A service that swore it was sending requests and a backend that swore it never received them, resolved by the oldest trick there is: capturing the actual packets with tcpdump.

A terminal full of tcpdump output scrolling past

There is a particular flavour of bug where two systems each insist, with complete sincerity, that the other one is lying. Our service logged that it was POSTing to an internal API. The internal API logged nothing, no request, no error, no 4xx, just silence. Both teams produced logs. Both sets of logs were correct. That is the worst kind of standoff, because everyone is telling the truth and the bug is in the gap between the two truths.

When application logs disagree, I stop trusting application logs. They tell you what the code thinks happened, which is precisely the thing in question. So I did what I always end up doing eventually, and went one layer down to watch the actual packets.

tcpdump -ni eth0 'host 10.0.4.12 and port 8080' -A

Nothing. Not a single packet to the backend on that port. Our service genuinely believed it was sending, the log line fired and everything, but no SYN ever left the box for 10.0.4.12:8080. So the request was not being dropped on the network and it was not being rejected by the backend. It was never going where we thought.

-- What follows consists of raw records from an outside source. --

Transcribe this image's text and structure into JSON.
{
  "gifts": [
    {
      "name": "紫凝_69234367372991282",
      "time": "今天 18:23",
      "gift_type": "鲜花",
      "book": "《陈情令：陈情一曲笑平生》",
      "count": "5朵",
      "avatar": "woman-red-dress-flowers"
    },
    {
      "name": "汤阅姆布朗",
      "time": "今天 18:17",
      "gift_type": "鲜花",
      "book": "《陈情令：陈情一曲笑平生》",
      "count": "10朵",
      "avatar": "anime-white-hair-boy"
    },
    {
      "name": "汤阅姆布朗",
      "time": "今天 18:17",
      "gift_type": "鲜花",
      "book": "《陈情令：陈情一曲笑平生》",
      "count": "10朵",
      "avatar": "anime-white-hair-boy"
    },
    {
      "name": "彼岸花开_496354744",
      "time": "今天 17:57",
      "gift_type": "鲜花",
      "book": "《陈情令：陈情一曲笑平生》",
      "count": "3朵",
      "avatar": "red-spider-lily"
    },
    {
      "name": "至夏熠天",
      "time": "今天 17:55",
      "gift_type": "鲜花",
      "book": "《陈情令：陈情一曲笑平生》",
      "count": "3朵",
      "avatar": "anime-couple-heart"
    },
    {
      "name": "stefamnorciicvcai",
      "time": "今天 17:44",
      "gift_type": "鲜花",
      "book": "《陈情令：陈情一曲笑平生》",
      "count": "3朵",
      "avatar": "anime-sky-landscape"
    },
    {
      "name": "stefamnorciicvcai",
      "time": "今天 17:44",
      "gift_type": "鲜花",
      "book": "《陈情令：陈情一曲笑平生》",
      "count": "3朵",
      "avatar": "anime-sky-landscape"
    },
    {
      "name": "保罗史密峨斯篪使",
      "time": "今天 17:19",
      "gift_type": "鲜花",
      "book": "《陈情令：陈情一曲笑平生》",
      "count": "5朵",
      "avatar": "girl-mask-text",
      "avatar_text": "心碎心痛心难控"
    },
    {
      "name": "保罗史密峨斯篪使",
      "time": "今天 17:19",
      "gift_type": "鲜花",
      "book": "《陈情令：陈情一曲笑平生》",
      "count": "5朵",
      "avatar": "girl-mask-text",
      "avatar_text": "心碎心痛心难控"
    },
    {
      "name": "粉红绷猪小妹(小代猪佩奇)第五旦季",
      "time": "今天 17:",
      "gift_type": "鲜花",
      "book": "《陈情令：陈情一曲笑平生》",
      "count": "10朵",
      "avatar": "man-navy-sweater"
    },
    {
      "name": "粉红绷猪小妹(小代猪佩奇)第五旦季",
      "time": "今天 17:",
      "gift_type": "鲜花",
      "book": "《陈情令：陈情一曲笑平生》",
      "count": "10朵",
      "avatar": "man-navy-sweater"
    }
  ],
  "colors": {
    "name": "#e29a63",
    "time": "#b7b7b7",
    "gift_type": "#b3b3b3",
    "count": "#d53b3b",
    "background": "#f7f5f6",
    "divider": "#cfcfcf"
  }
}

tcpdump showing connections to the wrong address

Widening the filter to just the host, without the port, told the whole story in one line. There were packets to 10.0.4.12, but to port 80, not 8080. The client was connecting to the wrong port and getting a connection refused, which the HTTP library swallowed into a retry that also failed, and the log line that said "sending request" fired before any of that actually happened. So our log was true in the narrowest possible sense and useless in every practical one.

The root cause was dull, as they always are once you can see them. A config value for the backend port had been set in two places, an environment variable and a config file, and a recent deploy had started reading the file, which still said 80 from some ancient default. The env var that everyone assumed was authoritative was being ignored. No amount of staring at the application would have shown me that. The packets showed me in seconds.

I reach for tcpdump more than almost any other tool when something networky goes wrong, and it has never once lied to me, because it cannot. It is not reporting an intention or a log statement or what a library meant to do. It is showing the bytes that did or did not leave the machine. When your two systems are each certain the other is at fault, the wire is the referee, and the wire does not have a side. Capture first, theorise second. It has saved me so many times that I no longer feel clever when it works, just slightly embarrassed that I spent twenty minutes reading logs before I ran it.